5月の晴天の日、抱樸館福岡の開所式が行われました。

あの日の光景は、今でも鮮明に覚えています。

たくさんの方々が集まり、熱気と期待に包まれていました。

「ホームレス状態にある人が、もう一度自立できるチャンスをつくろう」

その一心で、私たちはこの場所を立ち上げました。

「やっと、ここまで来た」

あの時の喜びと、身の引き締まるような思い。それが私たちの原点です。

 

あれから、16年。

 

これまでに1,700人を超える方々がこの場所を通り、

多くの方が再び、地域での新しい生活へと歩み出していきました。

 

福岡の街を見渡すと、路上で過ごす方の姿は格段に少なくなりました。

けれど、問題がなくなったわけではありません。

むしろ、社会の困りごとは、より複雑に、そして「見えにくいもの」へと変化しています。

 

無縁社会、孤独・孤立、格差、子どもの貧困、ごみ屋敷、ひきこもり、孤独死……。

 

「まだ家はあるけれど、もう限界です」という相談が多くなっています。

また、かつてここを卒業した方々も、16年という月日を経て高齢になられました。

60代だった方は70代に、70代だった方は80代に。

一人暮らしが難しくなった方の介護保険申請や、老人ホームへの住み替えをお手伝いする日々。

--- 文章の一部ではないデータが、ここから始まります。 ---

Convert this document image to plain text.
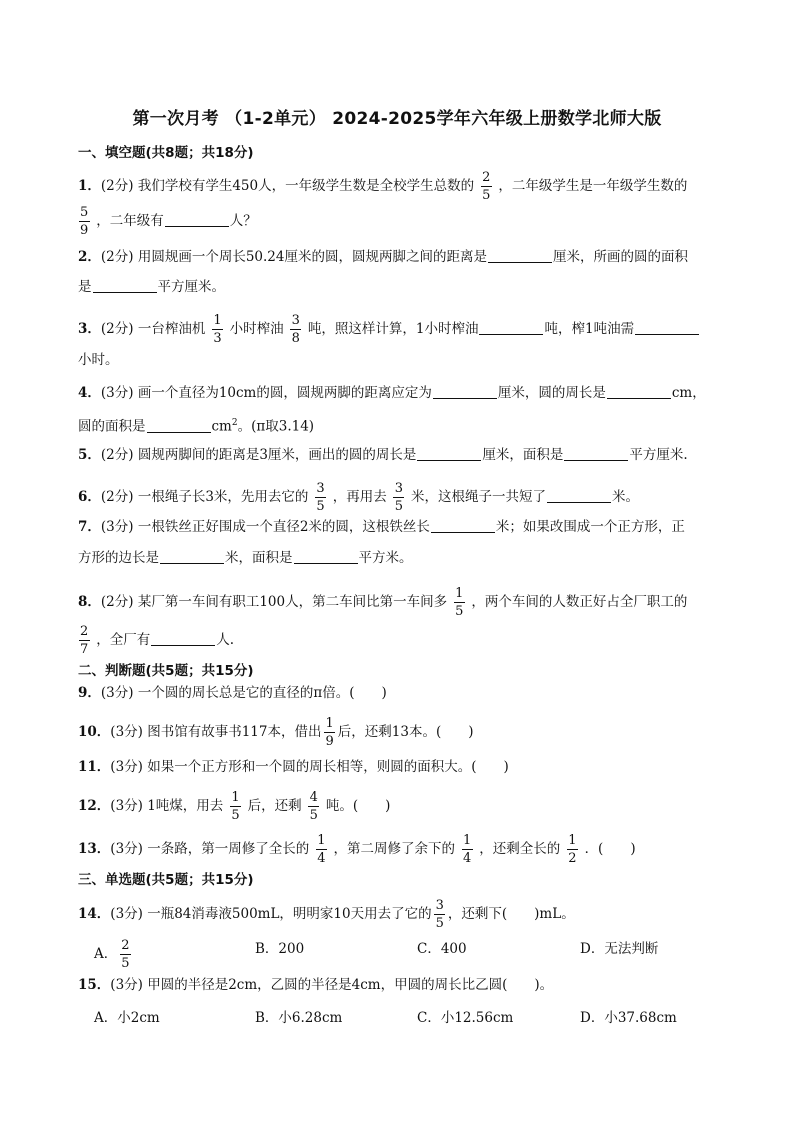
第一次月考 （1-2单元） 2024-2025学年六年级上册数学北师大版
一、填空题(共8题；共18分)
1．(2分) 我们学校有学生450人，一年级学生数是全校学生总数的 $\frac{2}{5}$ ，二年级学生是一年级学生数的
$\frac{5}{9}$ ，二年级有	人？
2．(2分) 用圆规画一个周长50.24厘米的圆，圆规两脚之间的距离是	厘米，所画的圆的面积
是	平方厘米。
3．(2分) 一台榨油机 $\frac{1}{3}$ 小时榨油 $\frac{3}{8}$ 吨，照这样计算，1小时榨油	吨，榨1吨油需
小时。
4．(3分) 画一个直径为10cm的圆，圆规两脚的距离应定为	厘米，圆的周长是	cm，
圆的面积是	$cm^2$。(π取3.14)
5．(2分) 圆规两脚间的距离是3厘米，画出的圆的周长是	厘米，面积是	平方厘米.
6．(2分) 一根绳子长3米，先用去它的 $\frac{3}{5}$ ，再用去 $\frac{3}{5}$ 米，这根绳子一共短了	米。
7．(3分) 一根铁丝正好围成一个直径2米的圆，这根铁丝长	米；如果改围成一个正方形，正
方形的边长是	米，面积是	平方米。
8．(2分) 某厂第一车间有职工100人，第二车间比第一车间多 $\frac{1}{5}$ ，两个车间的人数正好占全厂职工的
$\frac{2}{7}$ ，全厂有	人.
二、判断题(共5题；共15分)
9．(3分) 一个圆的周长总是它的直径的π倍。(　　)
10．(3分) 图书馆有故事书117本，借出 $\frac{1}{9}$ 后，还剩13本。(　　)
11．(3分) 如果一个正方形和一个圆的周长相等，则圆的面积大。(　　)
12．(3分) 1吨煤，用去 $\frac{1}{5}$ 后，还剩 $\frac{4}{5}$ 吨。(　　)
13．(3分) 一条路，第一周修了全长的 $\frac{1}{4}$ ，第二周修了余下的 $\frac{1}{4}$ ，还剩全长的 $\frac{1}{2}$ ．(　　)
三、单选题(共5题；共15分)
14．(3分) 一瓶84消毒液500mL，明明家10天用去了它的 $\frac{3}{5}$ ，还剩下(　　)mL。
A． $\frac{2}{5}$	B．200	C．400	D．无法判断
15．(3分) 甲圆的半径是2cm，乙圆的半径是4cm，甲圆的周长比乙圆(　　)。
A．小2cm	B．小6.28cm	C．小12.56cm	D．小37.68cm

私たちの支援は、今や「家族の代わり」としての役割も担っています。

 

時代が変われば、悩みも変わります。

でも、私たちのやるべきことは変わりません。

 

抱樸館につながったすべての人たちが、

「生まれてきてよかった」と思えるような、幸せな人生を歩めるように。

私たちはこれからも、一人ひとりの人生に「伴走」し、歩み続けていきます。

 

この16年、支えてくださったみなさま。

本当にありがとうございます。

そして、これからも。

私たちの歩みを、一緒に応援していただけたら嬉しいです。

 

これからも、どうぞよろしくお願いいたします。